Op dat laatste gaan we niet in, dat is iets voor de kwaliteitsprogramma’s van de openbare omroep. De ‘wie’, eigenlijk de ‘wat’, is de Vlaamse overheid. Met in haar spoor het Vlaams Studiebureau Archeologie. De Vlaamse overheid is die van ‘Wat we zelf doen, doen we beter’, een stelling die in de discipline ‘gemeentebesturen koeioneren’ met verve wordt waargemaakt. Het Studiebureau Archeologie is een ongetwijfeld gul gesubsidieerde instelling die tot doel heeft de heraanleg van openbare pleinen te bemoeilijken.

Mijnheerke Louis heeft sinds kort een column in De Morgen. Opgetekend door Walter Pauli, die inderdaad nog wat tijd over had. Een mens vult zijn dag niet met vijf bladzijden van De Morgen vol te pennen. Met zijn kroniek verwijst mijnheerke Louis niet alleen alle andere columnisten, maar vooral ook alle andere beoefenaars van de antipolitiek naar de achterhoede van het peloton.

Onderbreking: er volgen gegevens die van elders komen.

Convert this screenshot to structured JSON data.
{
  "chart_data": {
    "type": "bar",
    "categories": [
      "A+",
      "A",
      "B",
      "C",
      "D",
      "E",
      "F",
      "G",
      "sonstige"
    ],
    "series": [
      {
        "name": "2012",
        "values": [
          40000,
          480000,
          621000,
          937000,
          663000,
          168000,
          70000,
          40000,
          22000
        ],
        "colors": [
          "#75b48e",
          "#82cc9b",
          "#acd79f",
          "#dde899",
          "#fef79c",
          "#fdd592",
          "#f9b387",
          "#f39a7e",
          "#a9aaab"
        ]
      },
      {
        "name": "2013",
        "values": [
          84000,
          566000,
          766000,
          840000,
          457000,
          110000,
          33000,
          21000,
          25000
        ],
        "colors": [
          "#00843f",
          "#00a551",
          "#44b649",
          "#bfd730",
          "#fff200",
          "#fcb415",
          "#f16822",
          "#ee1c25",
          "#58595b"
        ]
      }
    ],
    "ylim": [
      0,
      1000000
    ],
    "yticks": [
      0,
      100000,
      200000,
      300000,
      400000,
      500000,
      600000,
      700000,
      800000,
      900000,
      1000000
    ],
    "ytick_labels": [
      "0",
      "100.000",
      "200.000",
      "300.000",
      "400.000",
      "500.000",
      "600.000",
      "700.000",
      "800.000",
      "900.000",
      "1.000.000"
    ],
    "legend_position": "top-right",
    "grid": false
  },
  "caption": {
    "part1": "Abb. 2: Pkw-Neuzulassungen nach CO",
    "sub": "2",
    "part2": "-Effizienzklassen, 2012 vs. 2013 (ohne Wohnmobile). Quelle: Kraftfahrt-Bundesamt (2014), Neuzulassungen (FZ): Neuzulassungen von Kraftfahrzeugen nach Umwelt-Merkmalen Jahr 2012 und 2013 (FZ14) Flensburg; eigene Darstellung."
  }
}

Wij geven een lukraak voorbeeld: ‘ Het gebrek aan zelfrespect van het Vlaams Parlement gaat zo ver dat de meerderheid stelselmatig teksten stemt die ze niet kán gelezen hebben omdat ze onleesbaar zijn. Een paar jaar terug verscheen een Vlaams mobiliteitsdecreet. Tot drie keer toe heb ik geprobeerd om al was het maar de eerste vijf bladzijden te begrijpen. Dan heb ik geconcludeerd dat dit te moeilijk was voor iemand met slechts een gewoon universitair diploma en maar vijftig jaar politieke ervaring. Of het nu welzijn is of onderwijs: elk Vlaams departement hanteert zijn eigen, voor de buitenwereld onbegrijpelijk, jargon. Steden en gemeenten krijgen nu al consultants over de vloer die aanbieden om tegen betaling uit te leggen wat de tekst van de Vlaamse decreten eventueel zou kunnen betekenen.

Mijnheerke Louis krijgt het heen en weer van de Vlaamse overheid, die op haar beurt op gemene en daardoor ook meesterlijke wijze terugslaat. De heraanleg van het Maarschalk Fochplein! Het centrale plein van Leuven, dat straks een jaar openligt zonder ook maar enig vooruitzicht op weer dichtgaan en op weer bruikbaar zijn voor het doorgaand verkeer. Dat wil zeggen: voor de massa stinkbussen van De Lijn, die het centrum van Leuven blijkbaar heeft uitgekozen als centraal knooppunt waarlangs al haar busroutes in België moeten passeren. Zelfs de verbinding Charleroi-Philippeville kwam ervoorbij, maar die moet nu door de Rijschoolstraat.

De vele handelaars zagen al de hele kerst- en koopjesperiode de mist in gaan, en zien met grote angst in sneltreinvaart het moment naderen waarop ook de meest roekeloze bankier hun kredietlijn afsluit. Toen het Fochplein vorige zomer werd opengegooid, was het de bedoeling om het in een maand of zes te moderniseren, waarna het onder de naam Louis Tobbackplein aan een nieuw en voorspoedig leven zou beginnen.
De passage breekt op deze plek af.